Q.  What if the beneficiary does not use the account for higher education expenses?
A.
  The account owner may select a new beneficiary who is a member of the family of the previous beneficiary without income tax or penalty. In the alternative, the account owner may withdraw the funds, but will have to pay federal tax and a 10% federal tax penalty on the earnings.


Q.  What is considered a qualified higher education expense?
A.
  Qualified higher education expenses are expenses allowed under Section 529, including:
  • Tuition, all mandatory fees and the costs of required textbooks, supplies and equipment required for the enrollment or attendance of a beneficiary at an eligible educational institution.
  • The costs of room and board of a beneficiary during any academic period during which the beneficiary is enrolled at least half-time in a degree, certificate or other program that leads to a recognized educational credential awarded by an eligible institution.
To be considered qualified higher education expenses, room and board costs may not exceed the following amounts:
  • For students living on campus, account withdrawals may be used to pay up to the actual invoice amount for room and board at the institution.
  • For students who live with a parent or guardian, account withdrawals may be used to pay up to the amount determined by the eligible educational institution for the room and board allowance for students who live with a parent or guardian in its cost of attendance for that academic term.
  • For all other students living off campus, account withdrawals may be used to pay up to the amount determined by the eligible educational institution for the room and board allowance for students who live off campus in its cost of attendance for that academic year.
Existing school loans are not considered qualified higher education expenses.

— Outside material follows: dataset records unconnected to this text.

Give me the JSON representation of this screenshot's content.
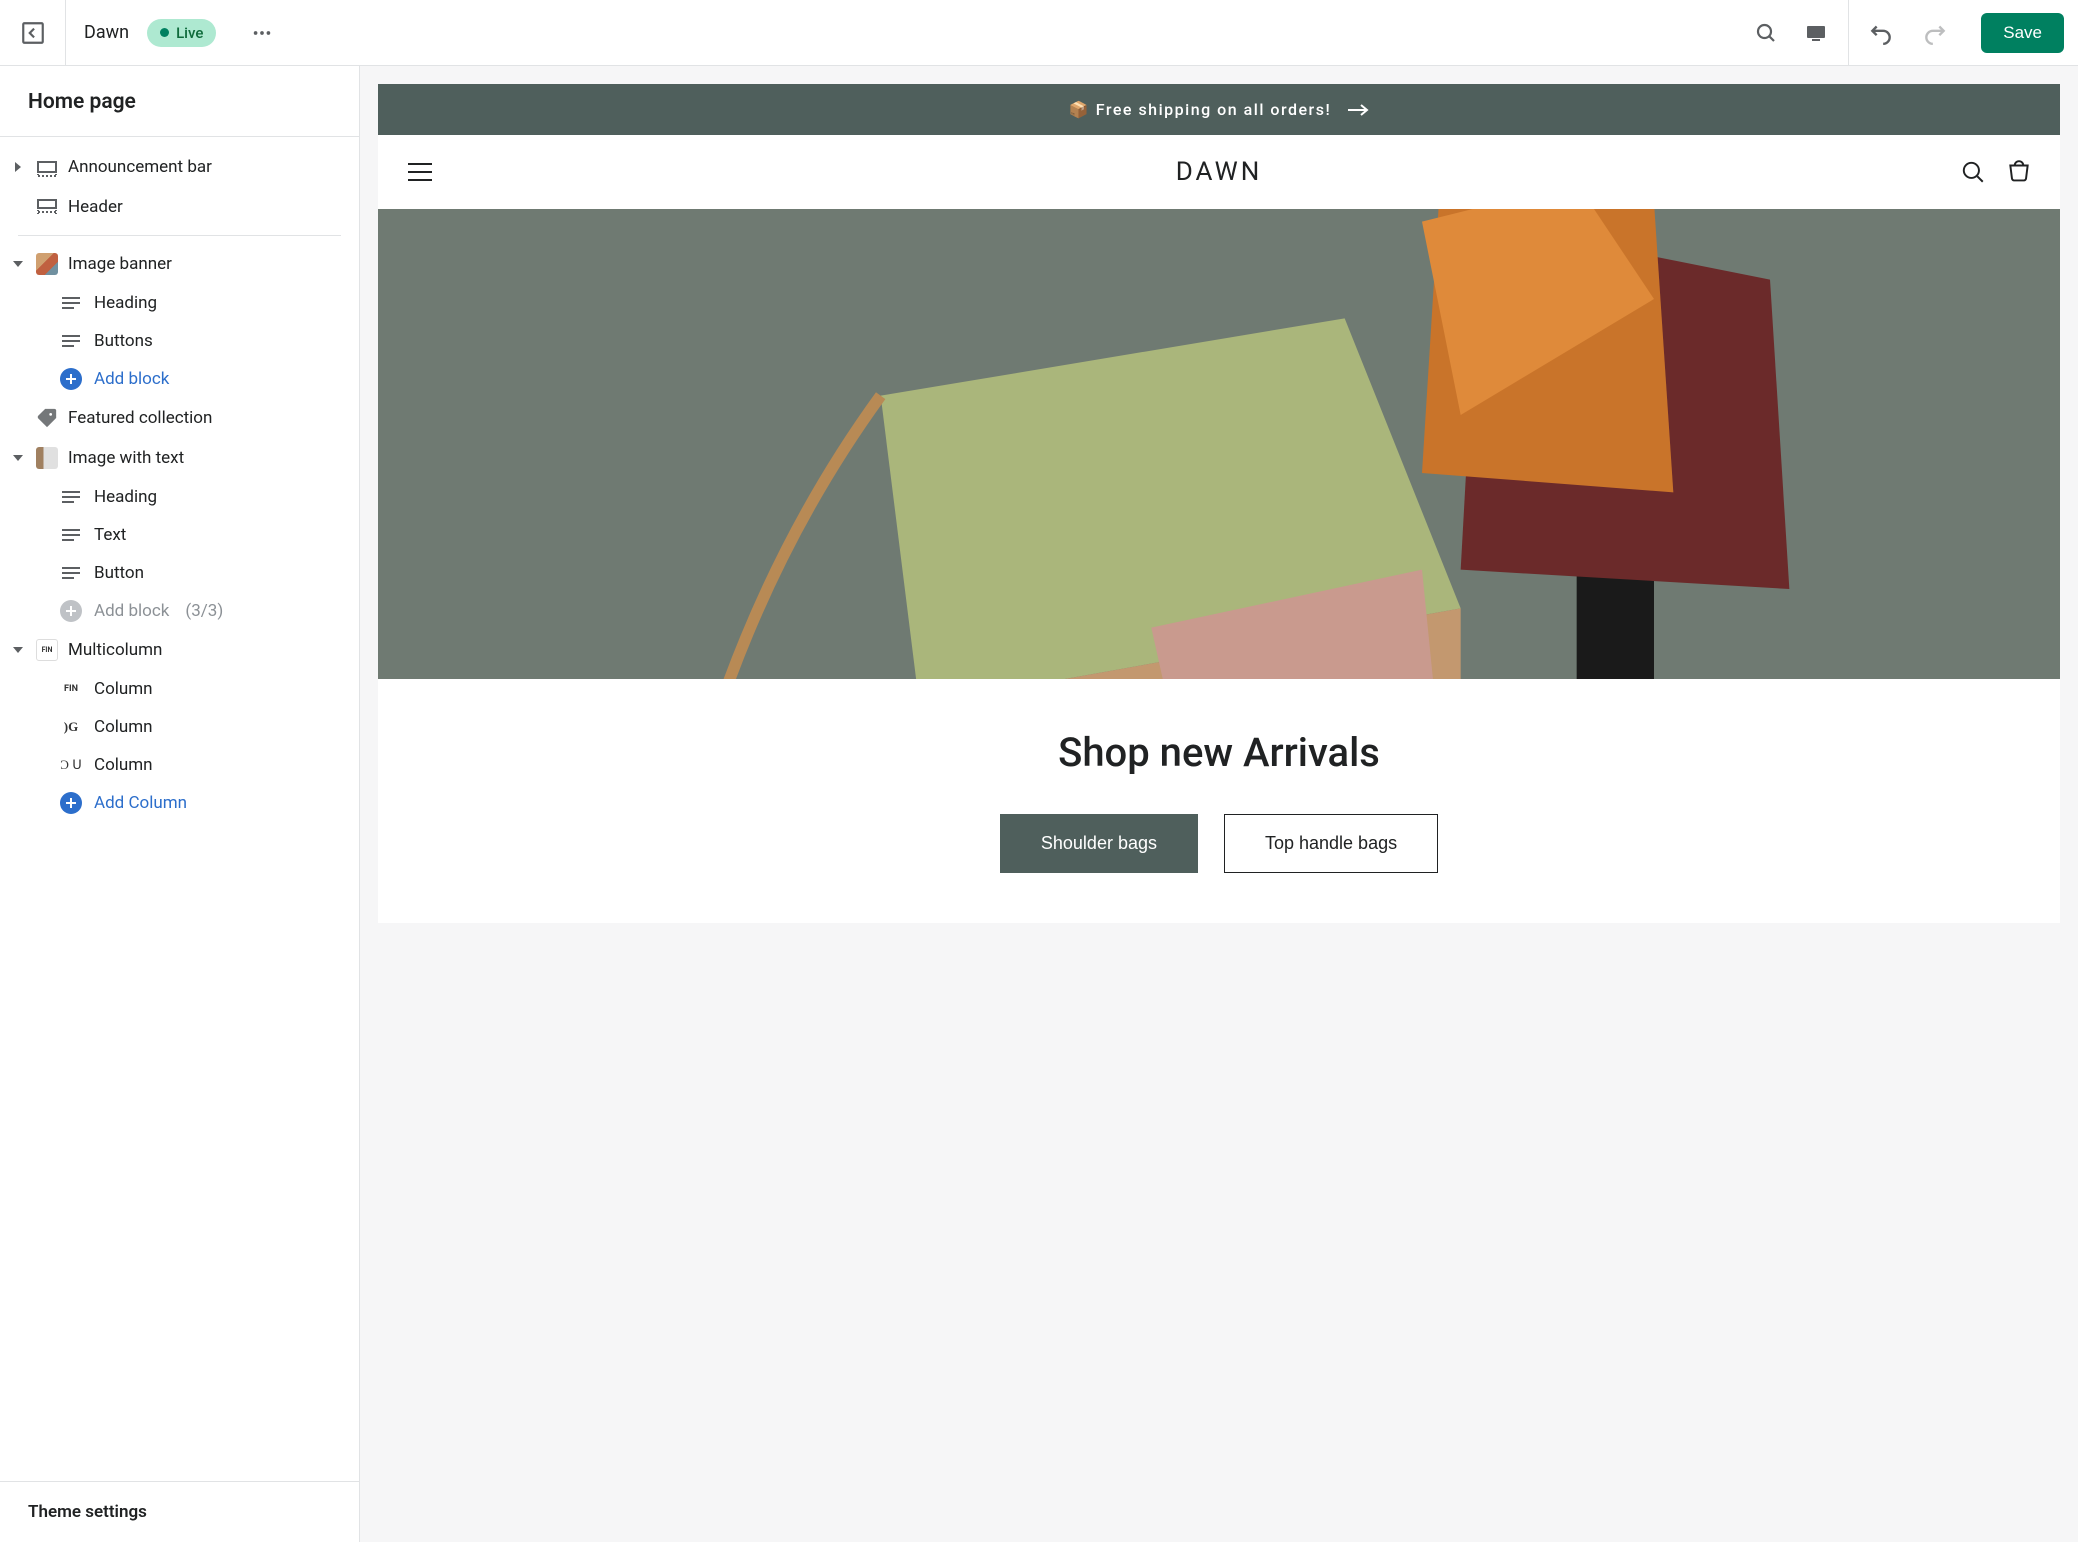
{
  "topbar": {
    "theme_name": "Dawn",
    "live_badge": "Live",
    "save_label": "Save"
  },
  "sidebar": {
    "title": "Home page",
    "theme_settings_label": "Theme settings",
    "sections": {
      "announcement": "Announcement bar",
      "header": "Header",
      "image_banner": {
        "label": "Image banner",
        "children": [
          "Heading",
          "Buttons"
        ],
        "add_label": "Add block"
      },
      "featured_collection": "Featured collection",
      "image_with_text": {
        "label": "Image with text",
        "children": [
          "Heading",
          "Text",
          "Button"
        ],
        "add_label": "Add block",
        "add_count": "(3/3)"
      },
      "multicolumn": {
        "label": "Multicolumn",
        "children": [
          "Column",
          "Column",
          "Column"
        ],
        "add_label": "Add Column"
      }
    }
  },
  "preview": {
    "announcement_text": "📦 Free shipping on all orders!",
    "brand": "DAWN",
    "hero_title": "Shop new Arrivals",
    "btn_primary": "Shoulder bags",
    "btn_secondary": "Top handle bags"
  }
}
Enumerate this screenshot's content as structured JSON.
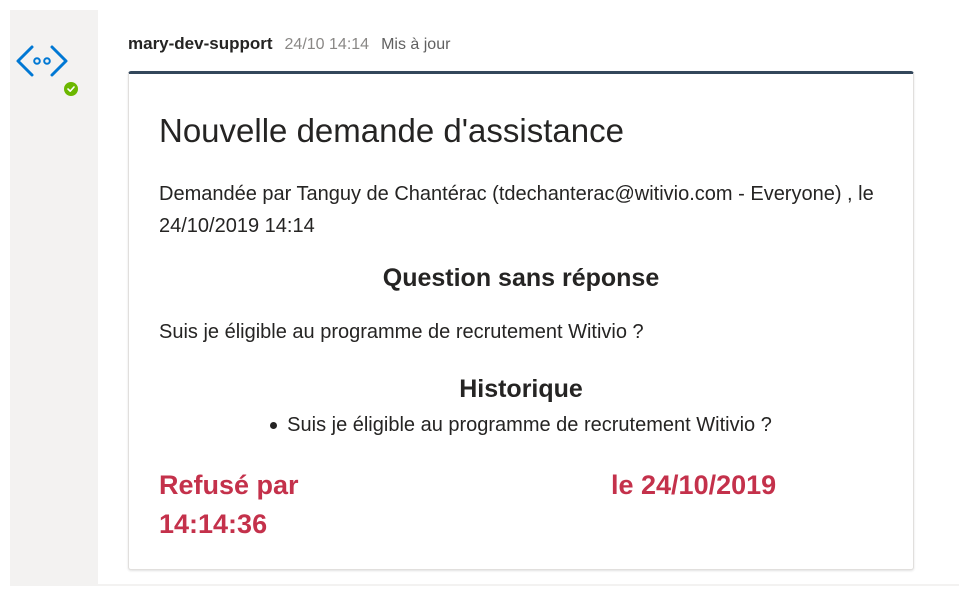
{
  "message": {
    "author": "mary-dev-support",
    "timestamp": "24/10 14:14",
    "edited_label": "Mis à jour",
    "avatar_icon": "code-brackets-icon",
    "presence_icon": "available-check-icon",
    "presence_color": "#6bb700"
  },
  "card": {
    "title": "Nouvelle demande d'assistance",
    "requested_by": "Demandée par Tanguy de Chantérac (tdechanterac@witivio.com - Everyone) , le 24/10/2019 14:14",
    "question_heading": "Question sans réponse",
    "question": "Suis je éligible au programme de recrutement Witivio ?",
    "history_heading": "Historique",
    "history": [
      "Suis je éligible au programme de recrutement Witivio ?"
    ],
    "status_refused": "Refusé par",
    "status_time": "14:14:36",
    "status_date": "le 24/10/2019",
    "accent_color": "#33475b",
    "status_color": "#c4314b"
  }
}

Q.  What is an eligible educational institution?
A.
  An eligible institution is one that is eligible to participate in a student financial aid program under Title IV of the Higher Education Act of 1965. Most community colleges, public and private colleges, universities and vocational schools in the United States are eligible educational institutions. Some foreign institutions are also eligible. You cannot use the account for a private elementary or high schools.


Q.  Can I use my 529 account assets to pay for graduate school?
A.
  Yes. You can use the assets for undergraduate and graduate school as well as specialized training, such as medical school or law school.


Q.  Is there a time limit for using the assets in a 529 account?
A.
  Yes. The account owner must use the assets in the account or designate a new beneficiary within 30 years after the beneficiary graduates from high school or within 30 years after opening the account, whichever comes later.